Akibat pelanggaran itu, sambungnya, efeknya adalah anggota tersebut langsung di-PTDH pimpinan.

“Nah, sekarang ini kalau ada pelanggaran kiranya viral menjadi komsumsi publlik dan nilai buruk buat citra Polri, itu tidak disegan-segan pimpinan langsung PTDH,” tegasnya.
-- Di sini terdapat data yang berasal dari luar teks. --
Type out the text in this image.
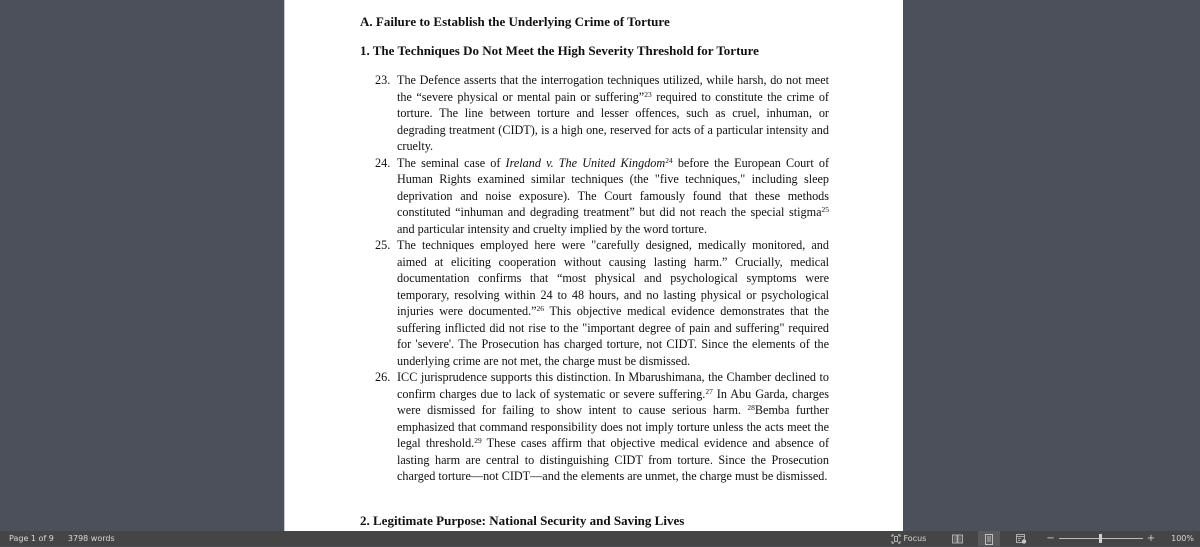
A. Failure to Establish the Underlying Crime of Torture
1. The Techniques Do Not Meet the High Severity Threshold for Torture
23. The Defence asserts that the interrogation techniques utilized, while harsh, do not meet the “severe physical or mental pain or suffering”$^{23}$ required to constitute the crime of torture. The line between torture and lesser offences, such as cruel, inhuman, or degrading treatment (CIDT), is a high one, reserved for acts of a particular intensity and cruelty.
24. The seminal case of Ireland v. The United Kingdom$^{24}$ before the European Court of Human Rights examined similar techniques (the "five techniques," including sleep deprivation and noise exposure). The Court famously found that these methods constituted “inhuman and degrading treatment” but did not reach the special stigma$^{25}$ and particular intensity and cruelty implied by the word torture.
25. The techniques employed here were "carefully designed, medically monitored, and aimed at eliciting cooperation without causing lasting harm.” Crucially, medical documentation confirms that “most physical and psychological symptoms were temporary, resolving within 24 to 48 hours, and no lasting physical or psychological injuries were documented.”$^{26}$ This objective medical evidence demonstrates that the suffering inflicted did not rise to the "important degree of pain and suffering" required for 'severe'. The Prosecution has charged torture, not CIDT. Since the elements of the underlying crime are not met, the charge must be dismissed.
26. ICC jurisprudence supports this distinction. In Mbarushimana, the Chamber declined to confirm charges due to lack of systematic or severe suffering.$^{27}$ In Abu Garda, charges were dismissed for failing to show intent to cause serious harm. $^{28}$Bemba further emphasized that command responsibility does not imply torture unless the acts meet the legal threshold.$^{29}$ These cases affirm that objective medical evidence and absence of lasting harm are central to distinguishing CIDT from torture. Since the Prosecution charged torture—not CIDT—and the elements are unmet, the charge must be dismissed.
2. Legitimate Purpose: National Security and Saving Lives
Page 1 of 9 3798 words	Focus	−	+ 100%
“Misalnya lagi, pengamanan salah menembak gas air mata, salah penanganan unjuk rasa, pengamanan sepak bola, kegiatan masyarakat. Itu betul-betul rekan-rekan mengikuti arahan yang disampaikan oleh pimpinan,” cetus Reza.

Ia pun meminta anggotanya membaca kembali aturan yang berlaku. Sebisa mungkin hindari permasalahan atau perilaku-perilaku yang akan merugikan diri sendiri.

“Yang bersentuhan dengan masyarakat lebih berhati-hati, kemudian ikuti aturan prosedur yang berlaku. Mulai dari penerimaan SPKT, kemudian pelayanan SIM, kemudian saat ini ada Operasi Zebra mungkin ada pelanggaran yang adu argumen. Nah, ini kita harus berikan penjelasan atau jawaban yang jelas,” pungkas Reza.